1. (Bass) Drum & Bass
It should probably go without saying, but getting the drum and bass to work together in D&B is crucial. Each needs to punch in its own frequency space without robbing energy from the other.
One of the most common techniques is to allow the bassline to take the lower role in the frequency spectrum, delivering the sub bass while the kick drum sits higher, peaking at between 80-110Hz.
This ‘fat bass, skinny kick’ scenario dictates the choice of sounds as sub-heavy bass and bass-light kick (you’ll notice that many D&B kicks are surprisingly scanty in the low-end, making more of the lower-mids to provide a solid counterpoint ‘whack’ to the bass ‘whooomph’.)

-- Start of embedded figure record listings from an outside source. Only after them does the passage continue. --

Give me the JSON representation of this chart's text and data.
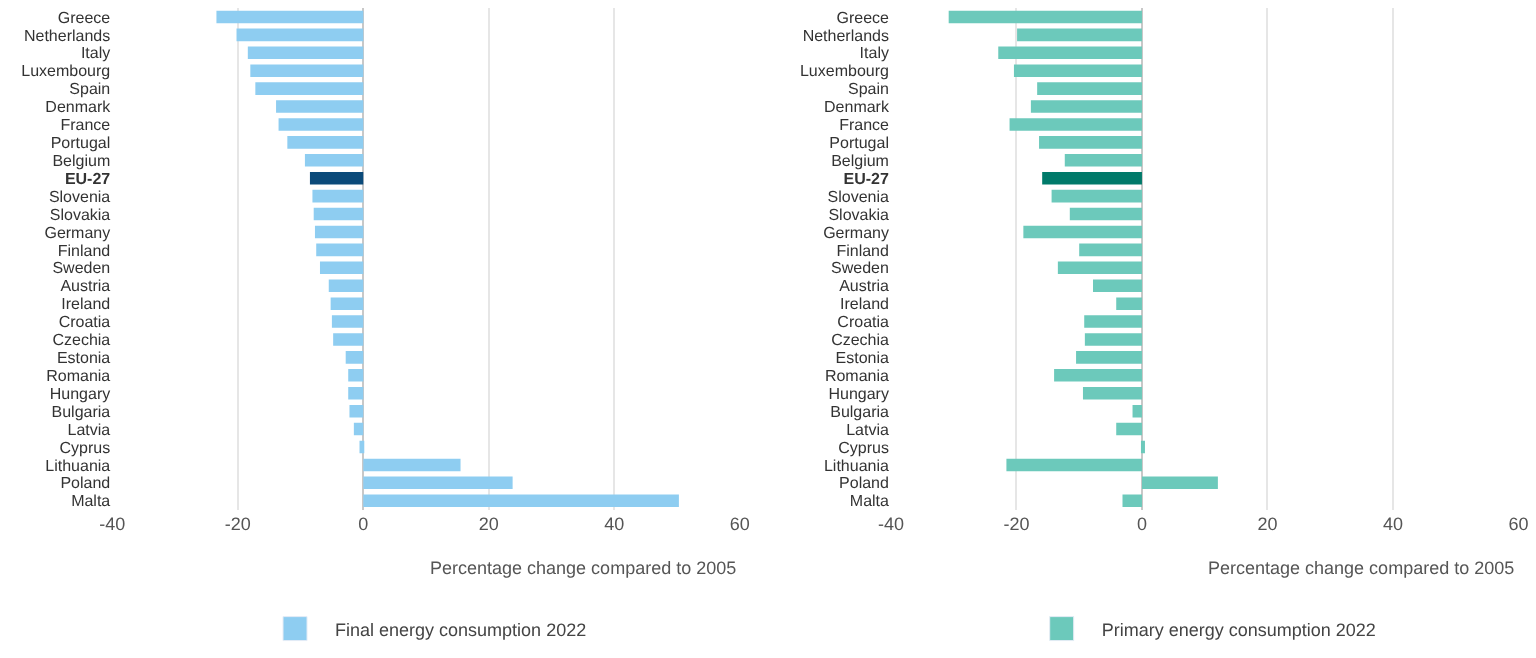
{
  "chart_data": [
    {
      "type": "bar",
      "orientation": "horizontal",
      "categories": [
        "Greece",
        "Netherlands",
        "Italy",
        "Luxembourg",
        "Spain",
        "Denmark",
        "France",
        "Portugal",
        "Belgium",
        "EU-27",
        "Slovenia",
        "Slovakia",
        "Germany",
        "Finland",
        "Sweden",
        "Austria",
        "Ireland",
        "Croatia",
        "Czechia",
        "Estonia",
        "Romania",
        "Hungary",
        "Bulgaria",
        "Latvia",
        "Cyprus",
        "Lithuania",
        "Poland",
        "Malta"
      ],
      "series": [
        {
          "name": "Final energy consumption 2022",
          "color": "#8ecdf1",
          "colors": [
            "#8ecdf1",
            "#8ecdf1",
            "#8ecdf1",
            "#8ecdf1",
            "#8ecdf1",
            "#8ecdf1",
            "#8ecdf1",
            "#8ecdf1",
            "#8ecdf1",
            "#0b4a7a",
            "#8ecdf1",
            "#8ecdf1",
            "#8ecdf1",
            "#8ecdf1",
            "#8ecdf1",
            "#8ecdf1",
            "#8ecdf1",
            "#8ecdf1",
            "#8ecdf1",
            "#8ecdf1",
            "#8ecdf1",
            "#8ecdf1",
            "#8ecdf1",
            "#8ecdf1",
            "#8ecdf1",
            "#8ecdf1",
            "#8ecdf1",
            "#8ecdf1"
          ],
          "values": [
            -23.4,
            -20.2,
            -18.4,
            -18.0,
            -17.2,
            -13.9,
            -13.5,
            -12.1,
            -9.3,
            -8.5,
            -8.1,
            -7.9,
            -7.7,
            -7.5,
            -6.9,
            -5.5,
            -5.2,
            -5.0,
            -4.8,
            -2.8,
            -2.4,
            -2.4,
            -2.2,
            -1.5,
            -0.6,
            15.5,
            23.8,
            50.3
          ]
        }
      ],
      "xlabel": "Percentage change compared to 2005",
      "xlim": [
        -40,
        60
      ],
      "xticks": [
        -40,
        -20,
        0,
        20,
        40,
        60
      ],
      "grid": "x",
      "legend": "bottom"
    },
    {
      "type": "bar",
      "orientation": "horizontal",
      "categories": [
        "Greece",
        "Netherlands",
        "Italy",
        "Luxembourg",
        "Spain",
        "Denmark",
        "France",
        "Portugal",
        "Belgium",
        "EU-27",
        "Slovenia",
        "Slovakia",
        "Germany",
        "Finland",
        "Sweden",
        "Austria",
        "Ireland",
        "Croatia",
        "Czechia",
        "Estonia",
        "Romania",
        "Hungary",
        "Bulgaria",
        "Latvia",
        "Cyprus",
        "Lithuania",
        "Poland",
        "Malta"
      ],
      "series": [
        {
          "name": "Primary energy consumption 2022",
          "color": "#6cc9bb",
          "colors": [
            "#6cc9bb",
            "#6cc9bb",
            "#6cc9bb",
            "#6cc9bb",
            "#6cc9bb",
            "#6cc9bb",
            "#6cc9bb",
            "#6cc9bb",
            "#6cc9bb",
            "#007a6a",
            "#6cc9bb",
            "#6cc9bb",
            "#6cc9bb",
            "#6cc9bb",
            "#6cc9bb",
            "#6cc9bb",
            "#6cc9bb",
            "#6cc9bb",
            "#6cc9bb",
            "#6cc9bb",
            "#6cc9bb",
            "#6cc9bb",
            "#6cc9bb",
            "#6cc9bb",
            "#6cc9bb",
            "#6cc9bb",
            "#6cc9bb",
            "#6cc9bb"
          ],
          "values": [
            -30.8,
            -19.9,
            -22.9,
            -20.4,
            -16.7,
            -17.7,
            -21.1,
            -16.4,
            -12.3,
            -15.9,
            -14.4,
            -11.5,
            -18.9,
            -10.0,
            -13.4,
            -7.8,
            -4.1,
            -9.2,
            -9.1,
            -10.5,
            -14.0,
            -9.4,
            -1.5,
            -4.1,
            0.2,
            -21.6,
            12.1,
            -3.1
          ]
        }
      ],
      "xlabel": "Percentage change compared to 2005",
      "xlim": [
        -40,
        60
      ],
      "xticks": [
        -40,
        -20,
        0,
        20,
        40,
        60
      ],
      "grid": "x",
      "legend": "bottom"
    }
  ]
}
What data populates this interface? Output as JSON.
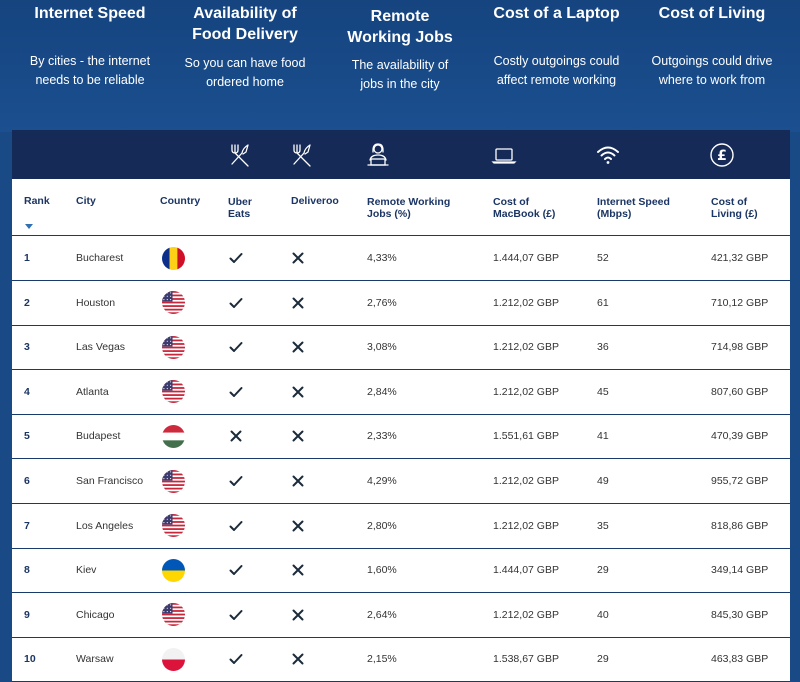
{
  "features": [
    {
      "title": "Internet Speed",
      "desc": "By cities - the internet needs to be reliable"
    },
    {
      "title": "Availability of Food Delivery",
      "desc": "So you can have food ordered home"
    },
    {
      "title": "Remote Working Jobs",
      "desc": "The availability of jobs in the city"
    },
    {
      "title": "Cost of a Laptop",
      "desc": "Costly outgoings could affect remote working"
    },
    {
      "title": "Cost of Living",
      "desc": "Outgoings could drive where to work from"
    }
  ],
  "icons": [
    "fork-knife-icon",
    "fork-knife-icon",
    "remote-worker-icon",
    "laptop-icon",
    "wifi-icon",
    "pound-icon"
  ],
  "columns": {
    "rank": "Rank",
    "city": "City",
    "country": "Country",
    "uber": "Uber Eats",
    "deliveroo": "Deliveroo",
    "remote": "Remote Working Jobs (%)",
    "macbook": "Cost of MacBook (£)",
    "internet": "Internet Speed (Mbps)",
    "living": "Cost of Living (£)"
  },
  "colors": {
    "header_band": "#152a57",
    "page_bg": "#1a4a86",
    "text_dark": "#1b3564"
  },
  "rows": [
    {
      "rank": "1",
      "city": "Bucharest",
      "flag": "romania",
      "uber": true,
      "deliveroo": false,
      "remote": "4,33%",
      "macbook": "1.444,07 GBP",
      "internet": "52",
      "living": "421,32 GBP"
    },
    {
      "rank": "2",
      "city": "Houston",
      "flag": "usa",
      "uber": true,
      "deliveroo": false,
      "remote": "2,76%",
      "macbook": "1.212,02 GBP",
      "internet": "61",
      "living": "710,12 GBP"
    },
    {
      "rank": "3",
      "city": "Las Vegas",
      "flag": "usa",
      "uber": true,
      "deliveroo": false,
      "remote": "3,08%",
      "macbook": "1.212,02 GBP",
      "internet": "36",
      "living": "714,98 GBP"
    },
    {
      "rank": "4",
      "city": "Atlanta",
      "flag": "usa",
      "uber": true,
      "deliveroo": false,
      "remote": "2,84%",
      "macbook": "1.212,02 GBP",
      "internet": "45",
      "living": "807,60 GBP"
    },
    {
      "rank": "5",
      "city": "Budapest",
      "flag": "hungary",
      "uber": false,
      "deliveroo": false,
      "remote": "2,33%",
      "macbook": "1.551,61 GBP",
      "internet": "41",
      "living": "470,39 GBP"
    },
    {
      "rank": "6",
      "city": "San Francisco",
      "flag": "usa",
      "uber": true,
      "deliveroo": false,
      "remote": "4,29%",
      "macbook": "1.212,02 GBP",
      "internet": "49",
      "living": "955,72 GBP"
    },
    {
      "rank": "7",
      "city": "Los Angeles",
      "flag": "usa",
      "uber": true,
      "deliveroo": false,
      "remote": "2,80%",
      "macbook": "1.212,02 GBP",
      "internet": "35",
      "living": "818,86 GBP"
    },
    {
      "rank": "8",
      "city": "Kiev",
      "flag": "ukraine",
      "uber": true,
      "deliveroo": false,
      "remote": "1,60%",
      "macbook": "1.444,07 GBP",
      "internet": "29",
      "living": "349,14 GBP"
    },
    {
      "rank": "9",
      "city": "Chicago",
      "flag": "usa",
      "uber": true,
      "deliveroo": false,
      "remote": "2,64%",
      "macbook": "1.212,02 GBP",
      "internet": "40",
      "living": "845,30 GBP"
    },
    {
      "rank": "10",
      "city": "Warsaw",
      "flag": "poland",
      "uber": true,
      "deliveroo": false,
      "remote": "2,15%",
      "macbook": "1.538,67 GBP",
      "internet": "29",
      "living": "463,83 GBP"
    }
  ]
}
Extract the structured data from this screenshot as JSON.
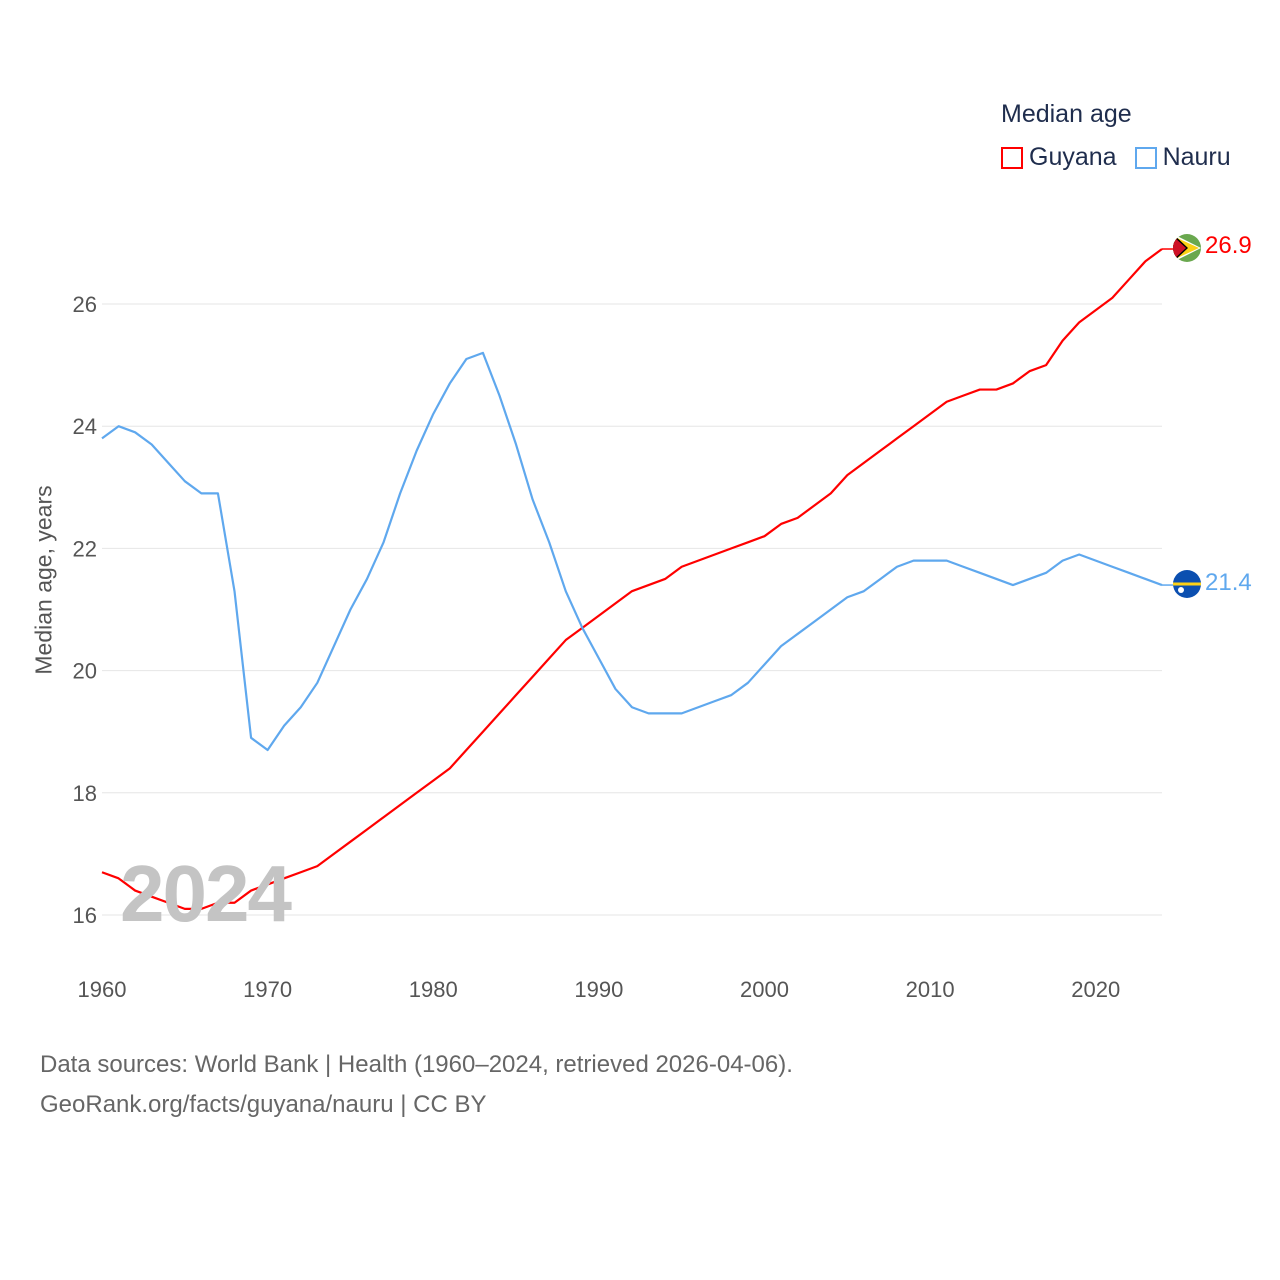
{
  "chart_data": {
    "type": "line",
    "title": "Median age",
    "ylabel": "Median age, years",
    "xlabel": "",
    "xlim": [
      1960,
      2024
    ],
    "ylim": [
      15.2,
      27.5
    ],
    "x_ticks": [
      1960,
      1970,
      1980,
      1990,
      2000,
      2010,
      2020
    ],
    "y_ticks": [
      16,
      18,
      20,
      22,
      24,
      26
    ],
    "grid": true,
    "legend_position": "top-right",
    "current_year": "2024",
    "x": [
      1960,
      1961,
      1962,
      1963,
      1964,
      1965,
      1966,
      1967,
      1968,
      1969,
      1970,
      1971,
      1972,
      1973,
      1974,
      1975,
      1976,
      1977,
      1978,
      1979,
      1980,
      1981,
      1982,
      1983,
      1984,
      1985,
      1986,
      1987,
      1988,
      1989,
      1990,
      1991,
      1992,
      1993,
      1994,
      1995,
      1996,
      1997,
      1998,
      1999,
      2000,
      2001,
      2002,
      2003,
      2004,
      2005,
      2006,
      2007,
      2008,
      2009,
      2010,
      2011,
      2012,
      2013,
      2014,
      2015,
      2016,
      2017,
      2018,
      2019,
      2020,
      2021,
      2022,
      2023,
      2024
    ],
    "series": [
      {
        "name": "Guyana",
        "color": "#ff0000",
        "end_label": "26.9",
        "values": [
          16.7,
          16.6,
          16.4,
          16.3,
          16.2,
          16.1,
          16.1,
          16.2,
          16.2,
          16.4,
          16.5,
          16.6,
          16.7,
          16.8,
          17.0,
          17.2,
          17.4,
          17.6,
          17.8,
          18.0,
          18.2,
          18.4,
          18.7,
          19.0,
          19.3,
          19.6,
          19.9,
          20.2,
          20.5,
          20.7,
          20.9,
          21.1,
          21.3,
          21.4,
          21.5,
          21.7,
          21.8,
          21.9,
          22.0,
          22.1,
          22.2,
          22.4,
          22.5,
          22.7,
          22.9,
          23.2,
          23.4,
          23.6,
          23.8,
          24.0,
          24.2,
          24.4,
          24.5,
          24.6,
          24.6,
          24.7,
          24.9,
          25.0,
          25.4,
          25.7,
          25.9,
          26.1,
          26.4,
          26.7,
          26.9
        ]
      },
      {
        "name": "Nauru",
        "color": "#5fa8ee",
        "end_label": "21.4",
        "values": [
          23.8,
          24.0,
          23.9,
          23.7,
          23.4,
          23.1,
          22.9,
          22.9,
          21.3,
          18.9,
          18.7,
          19.1,
          19.4,
          19.8,
          20.4,
          21.0,
          21.5,
          22.1,
          22.9,
          23.6,
          24.2,
          24.7,
          25.1,
          25.2,
          24.5,
          23.7,
          22.8,
          22.1,
          21.3,
          20.7,
          20.2,
          19.7,
          19.4,
          19.3,
          19.3,
          19.3,
          19.4,
          19.5,
          19.6,
          19.8,
          20.1,
          20.4,
          20.6,
          20.8,
          21.0,
          21.2,
          21.3,
          21.5,
          21.7,
          21.8,
          21.8,
          21.8,
          21.7,
          21.6,
          21.5,
          21.4,
          21.5,
          21.6,
          21.8,
          21.9,
          21.8,
          21.7,
          21.6,
          21.5,
          21.4
        ]
      }
    ]
  },
  "source": {
    "line1": "Data sources: World Bank | Health (1960–2024, retrieved 2026-04-06).",
    "line2": "GeoRank.org/facts/guyana/nauru | CC BY"
  }
}
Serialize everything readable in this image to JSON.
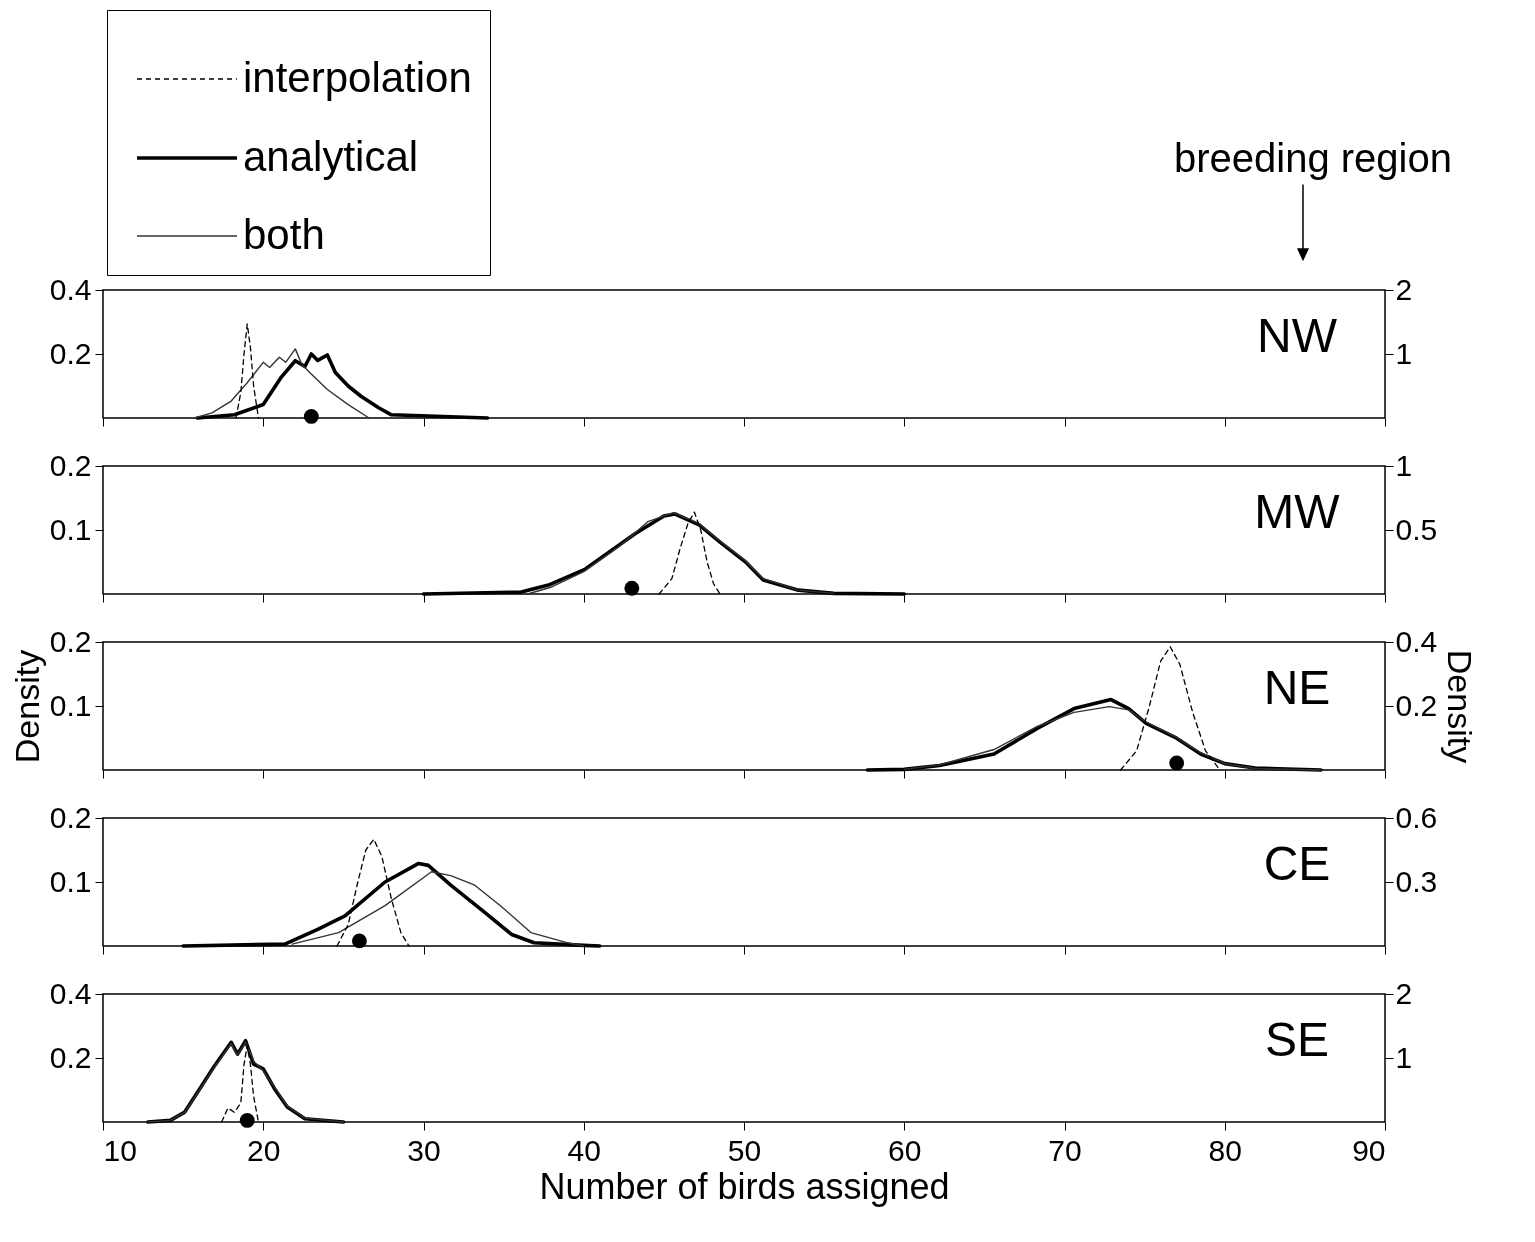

To further separate the kick and bass, use a notch EQ to remove the low mid-range where the kick is peaking in the bassline. Adding sidechain compression to the bass (routed to the kick ñ and sometimes snare) accentuates the separation further still.
2. Key decisions
In a genre that relies so heavily on the bassline, the key of the track is unusually important – dicatating where the sub bass frequencies peak. Choose a key that’s too low and the bassline won’t reproduce well on smaller systems; go too high and it will interfere with the kick. Making a track in a scale between F-A will make it easier to get a mix that works well on a variety of systems.
3. Sub plus
Just using a sub tone as a bass on its own (usually a sine or similarly simple raw waveform) can sound too thin in a modern D&B track. Try layering it with one or more additional synth parts set an octave or more above to thicken it up and flesh out the mids and lower-mids. If these sounds have their own sub frequencies it’s often best to filter them out so they don’t interfere with the main sub.
4. A clearer picture
How do you do detailed work on the kick and bass when there’s a lot going on in the higher frequencies of a mix? One useful strategy is to strap a low-pass (high-cut) filter across the master bus. Lowering the cutoff frequency to 120-200Hz will help you focus on the bass frequencies alone. (This is a strategy that can be used in the opposite way too: if you’ve nailed the bass and want to concentrate on separating the synth and music parts then just low-cut the kick and bass). Remember to check all major mixing decisions with the filter bypassed as well.
5. Toned drums
If you find that your drums don’t sit together well, try altering their tuning. Drum sounds – even hats and rides – have their own discernible pitch, and tuning them to the same pitch will give you better sounding results.
6. Less is more
Don’t swamp a track (or your workflow) with stacks of soft synths and piles of plug-ins. Pick one of each of the fundamental tools (subtractive synth, sampler, EQ, compressor, filter and so on) and take the time to digest their manuals and get to grips with all of their features and nuances. Once you know a more limited set of tools inside-out you won’t be caught short when inspiration strikes.
7. Who snares, wins
D&B isn’t all about the kick drum and bass: the snare plays a fundamental role too, offering the rhythmic counterpoint to the driving kick. Choosing the right snare sound (complementary to the kick AND the bass) is fundamental, as is getting it to be the right volume. A common mistake is to set the the snare too loud, which can have the effect of dragging the rhythm. Try stacking up snares to create one that doesn’t peak so much in one area, but fills out the frequency spectrum more effectively.